Mais au final, même en confinant un tiers du pays, on le condamne tout entier. Même au tiers, on remplit une coupe déjà pleine chez les français qui commencent enfin à déborder du message de type BFM TV, et réalisent que non, les USA ne sont pas le plus pays mortel au monde, car pour 100 000 habitants, ils ont fait jeu égal avec nous jusqu’en novembre. Mais depuis février, ils sont infiniment moins malades et leur taux de mortalité est infiniment meilleur que le nôtre. Pourquoi ? Le Président Trump avait sécurisé suffisamment de vaccins pour le pays, et Biden a encore accéléré le mouvement. Pendant ce temps, en Europe, en France, nous avons vacciné…………. 8% de la population. Et tout cela pourquoi ? Parce que le Gouvernement n’a pas su gérer l’approvisionnement du vaccin. Qui n’a pas investi dans les lits d’hôpitaux (seuls quelques lits éphémères ont été mis en place, mais sans personnel !). Et encore moins dans le personnel hospitalier. Plutôt que de gérer le flux entrant, on condamne la source, et donc la totalité de la population. Au lieu d’investir quelques centaines de millions pour réinvestir dans notre capacité de traitement, on a dépensé 160 milliards pour stopper l’hémorragie que nous créons nous-mêmes. Ce qui permet au passage au gouvernement de reprendre la main sur le pays et le mettre sous dépendance, faisant des français, des « junkies » de la subvention. Le réveil va être douloureux.

Angela Merkel vient de subir ce que les autres pays Européens vont vite expérimenter. Le désaveu. L’abandon. La montée des populismes. Le début de la fin. Fin d’une domination économique. Fin d’une réalité démocratique. Peut-être le prix à payer pour raser cette technocratie « criminelle » au final, et ces politiques pour qui l’irresponsabilité est devenu la règle. Des politiques qui sont passés en 40 ans du statut d’homme d’État à celui de bonimenteur de foire, uniquement obsédé par le fait d’attirer des clients dans leur barnum à curiosité. La démocratie a besoin de prospérité pour s’ancrer et résister aux coups de boutoirs des replis que la récession déclenche.

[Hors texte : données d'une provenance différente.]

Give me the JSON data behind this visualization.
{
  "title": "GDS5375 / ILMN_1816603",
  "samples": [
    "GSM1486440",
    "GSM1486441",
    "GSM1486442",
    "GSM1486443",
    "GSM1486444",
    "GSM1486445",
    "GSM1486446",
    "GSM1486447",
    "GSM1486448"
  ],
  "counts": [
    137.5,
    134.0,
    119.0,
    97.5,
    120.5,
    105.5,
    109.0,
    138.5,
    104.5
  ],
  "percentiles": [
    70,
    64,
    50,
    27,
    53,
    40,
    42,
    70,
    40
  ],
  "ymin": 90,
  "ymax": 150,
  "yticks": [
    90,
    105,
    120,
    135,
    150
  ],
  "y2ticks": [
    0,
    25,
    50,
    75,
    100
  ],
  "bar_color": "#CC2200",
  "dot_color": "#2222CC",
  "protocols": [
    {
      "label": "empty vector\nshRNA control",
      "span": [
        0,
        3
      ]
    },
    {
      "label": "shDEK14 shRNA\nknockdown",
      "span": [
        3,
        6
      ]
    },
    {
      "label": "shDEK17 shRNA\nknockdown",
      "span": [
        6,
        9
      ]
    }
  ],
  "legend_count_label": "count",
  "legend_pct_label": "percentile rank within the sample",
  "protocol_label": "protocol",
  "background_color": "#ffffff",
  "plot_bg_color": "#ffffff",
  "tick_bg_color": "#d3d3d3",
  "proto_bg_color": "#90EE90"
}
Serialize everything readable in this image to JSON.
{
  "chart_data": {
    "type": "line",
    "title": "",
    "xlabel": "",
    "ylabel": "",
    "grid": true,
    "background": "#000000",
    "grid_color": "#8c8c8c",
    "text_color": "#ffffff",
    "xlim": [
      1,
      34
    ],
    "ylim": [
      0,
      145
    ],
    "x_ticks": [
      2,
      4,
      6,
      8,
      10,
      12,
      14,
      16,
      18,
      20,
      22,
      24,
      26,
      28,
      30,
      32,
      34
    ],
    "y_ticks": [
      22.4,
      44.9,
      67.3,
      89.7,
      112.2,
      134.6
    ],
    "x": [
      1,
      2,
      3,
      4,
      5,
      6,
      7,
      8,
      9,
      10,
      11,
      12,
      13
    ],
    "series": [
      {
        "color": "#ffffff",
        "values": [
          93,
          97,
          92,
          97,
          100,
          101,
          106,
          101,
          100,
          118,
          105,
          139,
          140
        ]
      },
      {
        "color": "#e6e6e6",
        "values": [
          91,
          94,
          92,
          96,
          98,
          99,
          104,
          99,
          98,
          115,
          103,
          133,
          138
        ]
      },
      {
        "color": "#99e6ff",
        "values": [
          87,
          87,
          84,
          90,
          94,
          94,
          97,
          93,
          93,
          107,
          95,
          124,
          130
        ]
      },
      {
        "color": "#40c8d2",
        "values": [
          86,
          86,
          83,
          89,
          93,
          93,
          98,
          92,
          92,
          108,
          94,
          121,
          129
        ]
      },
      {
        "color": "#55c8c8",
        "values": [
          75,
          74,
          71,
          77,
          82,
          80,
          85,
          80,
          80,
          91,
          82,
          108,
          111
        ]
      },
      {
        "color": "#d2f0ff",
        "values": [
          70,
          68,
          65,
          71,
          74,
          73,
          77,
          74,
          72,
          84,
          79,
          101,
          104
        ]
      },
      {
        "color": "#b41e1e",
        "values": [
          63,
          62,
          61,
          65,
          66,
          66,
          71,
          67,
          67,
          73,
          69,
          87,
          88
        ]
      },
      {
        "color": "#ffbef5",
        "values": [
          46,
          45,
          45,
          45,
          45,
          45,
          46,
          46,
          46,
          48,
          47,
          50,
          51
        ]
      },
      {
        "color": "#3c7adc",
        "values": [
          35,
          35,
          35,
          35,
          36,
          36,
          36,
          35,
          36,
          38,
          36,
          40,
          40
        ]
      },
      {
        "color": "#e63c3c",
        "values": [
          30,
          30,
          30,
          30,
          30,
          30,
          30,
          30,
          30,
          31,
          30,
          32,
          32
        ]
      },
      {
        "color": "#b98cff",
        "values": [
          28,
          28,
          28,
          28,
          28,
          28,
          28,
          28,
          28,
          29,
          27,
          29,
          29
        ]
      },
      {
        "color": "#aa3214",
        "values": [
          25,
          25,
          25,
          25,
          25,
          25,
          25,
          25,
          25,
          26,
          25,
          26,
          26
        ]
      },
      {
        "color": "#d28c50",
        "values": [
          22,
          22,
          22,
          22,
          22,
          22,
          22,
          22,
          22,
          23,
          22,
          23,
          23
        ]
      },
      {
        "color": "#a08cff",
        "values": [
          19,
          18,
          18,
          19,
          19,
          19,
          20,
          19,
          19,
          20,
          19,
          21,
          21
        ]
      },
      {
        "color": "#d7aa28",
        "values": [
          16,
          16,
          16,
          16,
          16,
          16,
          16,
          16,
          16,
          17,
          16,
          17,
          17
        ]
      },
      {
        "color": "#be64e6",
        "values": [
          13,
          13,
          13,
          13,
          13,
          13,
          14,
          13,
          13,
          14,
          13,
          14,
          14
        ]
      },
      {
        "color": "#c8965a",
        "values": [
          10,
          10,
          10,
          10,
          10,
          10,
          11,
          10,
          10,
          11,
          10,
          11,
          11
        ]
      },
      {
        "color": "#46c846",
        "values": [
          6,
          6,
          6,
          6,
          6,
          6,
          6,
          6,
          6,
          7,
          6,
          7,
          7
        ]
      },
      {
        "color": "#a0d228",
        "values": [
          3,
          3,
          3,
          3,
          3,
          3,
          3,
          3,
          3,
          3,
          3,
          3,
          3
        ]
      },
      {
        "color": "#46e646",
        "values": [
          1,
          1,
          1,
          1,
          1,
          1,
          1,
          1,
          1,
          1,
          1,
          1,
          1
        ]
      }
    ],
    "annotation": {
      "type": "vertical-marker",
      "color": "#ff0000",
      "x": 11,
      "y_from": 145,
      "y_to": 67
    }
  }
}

Nos entreprises se rangent en 2 catégories. Celles qui vivent plutôt bien, mais n’investissent pas pour autant, car elles attendent une véritable sortie de « dictature ». Celles qui vont très mal, mais sont maintenues sous perfusion. Qui vont s’écrouler dès que les aides vont s’éteindre.  Et puis, il y a Damoclès. Environ 2 à 300 plans sociaux, peut-être plus, qui sont prêts, rédigés, mais bloqués dans les tiroirs des 10 principaux cabinets d’avocats parisiens spécialisés en droit social, et qui attendent de voir l’impact de ce « dernier » (?) confinement avant de lancer et adapter la jauge. La banque de France nous prévoit une croissance insolente. C’est insolent. Cette reprise prêtera aux déjà riches, et condamnera tous les pauvres. Les plus nombreux.

J’ai honte, tellement honte, de priver de marché autant de talents français.